Sur le vif - Jeudi 24.02.22 - 10.06h
Face à toute guerre, que devons-nous faire ? Tenter de comprendre. Cela se fait avec le cerveau, non avec les tripes. Avec la connaissance de l'Histoire, non avec la morale. Avec une immense propension à se mettre dans la pensée de tous les belligérants. Dans leurs têtes. Dans leurs langues. Dans leurs visions du monde. Dans leurs horizons d'attente, physiques et métaphysiques. Tout cela, oui. Tout ce qui précisément ne fut jamais fait lors de la guerre des Balkans, dans les années 1990.
L'Ukraine, depuis des siècles, est sur une ligne de fracture entre la zone d'influence russe et, à l'Ouest, un tropisme vers notre Europe occidentale. Cela ne changera jamais. Quels que soient les événements des semaines et des mois prochains, ce déchirement, entre deux mondes, demeurera. Une Ukraine entièrement sous la coupe de Moscou, comme à l'époque soviétique, n'est assurément pas la solution. Mais une Ukraine membre de l'Otan, Organisation du Traité de l'Atlantique Nord, absolue provocation des Américains, c'est insupportable au monde russe, il faut arriver à le comprendre.

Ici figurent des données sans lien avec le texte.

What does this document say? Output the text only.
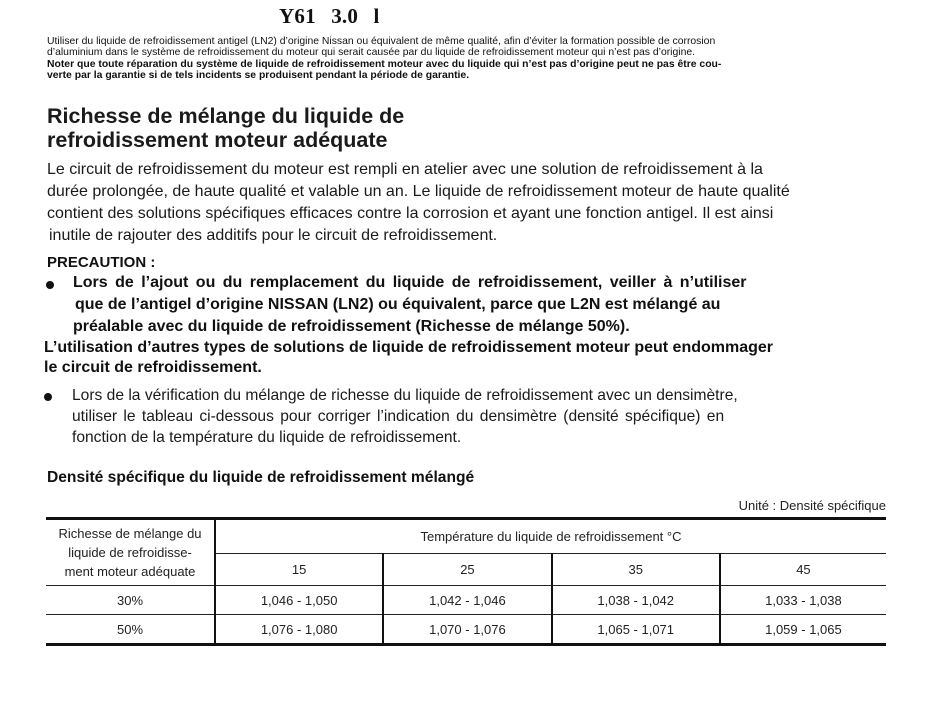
Y61 3.0 l
Utiliser du liquide de refroidissement antigel (LN2) d’origine Nissan ou équivalent de même qualité, afin d’éviter la formation possible de corrosion
d’aluminium dans le système de refroidissement du moteur qui serait causée par du liquide de refroidissement moteur qui n’est pas d’origine.
Noter que toute réparation du système de liquide de refroidissement moteur avec du liquide qui n’est pas d’origine peut ne pas être cou-
verte par la garantie si de tels incidents se produisent pendant la période de garantie.
Richesse de mélange du liquide de
refroidissement moteur adéquate
Le circuit de refroidissement du moteur est rempli en atelier avec une solution de refroidissement à la
durée prolongée, de haute qualité et valable un an. Le liquide de refroidissement moteur de haute qualité
contient des solutions spécifiques efficaces contre la corrosion et ayant une fonction antigel. Il est ainsi
inutile de rajouter des additifs pour le circuit de refroidissement.
PRECAUTION :
Lors de l’ajout ou du remplacement du liquide de refroidissement, veiller à n’utiliser
que de l’antigel d’origine NISSAN (LN2) ou équivalent, parce que L2N est mélangé au
préalable avec du liquide de refroidissement (Richesse de mélange 50%).
L’utilisation d’autres types de solutions de liquide de refroidissement moteur peut endommager
le circuit de refroidissement.
Lors de la vérification du mélange de richesse du liquide de refroidissement avec un densimètre,
utiliser le tableau ci-dessous pour corriger l’indication du densimètre (densité spécifique) en
fonction de la température du liquide de refroidissement.
Densité spécifique du liquide de refroidissement mélangé
Unité : Densité spécifique
Richesse de mélange du
liquide de refroidisse-
ment moteur adéquate	Température du liquide de refroidissement °C			
	15	25	35	45
30%	1,046 - 1,050	1,042 - 1,046	1,038 - 1,042	1,033 - 1,038
50%	1,076 - 1,080	1,070 - 1,076	1,065 - 1,071	1,059 - 1,065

Que font les Américains, puissance extra-européenne, en Europe de l'Est, depuis la chute du Mur, et l'effondrement de l'Union soviétique ? Ils avancent leurs pions, en direction de la Russie. Ils l'encerclent doucement, par l'Ouest et par le Sud. Que vient faire le monde de "l'Atlantique Nord" (on pense à la Charte signée par Churchill et Roosevelt, en 1941), aux confins directs de la Russie ? Que dirions-nous, si les Russes venaient placer leurs troupes sur la frontière des États-Unis avec le Canada, ou avec le Mexique ? Ou s'ils réinstallaient des missiles à Cuba ?
Toute l'appréhension des événements ukrainiens, c'est dans ce contexte historique, celui d'une immense provocation américaine depuis trente ans en Europe de l'Est, qu'il faut le placer. J'accepterai ici, dans les semaines qui viennent, les commentaires de ceux qui travaillent avec leur cerveau, leurs connaissances de l'Histoire, leur degré d'initiation dans les langues (la langue russe, par exemple), leur ouverture à saisir d'autres modes de pensée. J'évacuerai, en revanche, tout ce qui suinte la morale, le jugement hâtif ou émotionnel, la confusion du politique avec l'humanitaire, bref toute cette fange qui empesa et empêtra les esprits pendant les guerres balkaniques.
Voilà le lecteur averti. Des dizaines de milliers d'autres sites, d'autres hôtes, vous donneront l'occasion, si ma règle du jeu vous déplaît, d'aller déverser chez eux votre morale, votre réprobation, vos anathèmes.
Je veux ici de l'analyse. De l'intelligence. De la valeur ajoutée. De l'ouverture intellectuelle. Manichéens, allez voir ailleurs.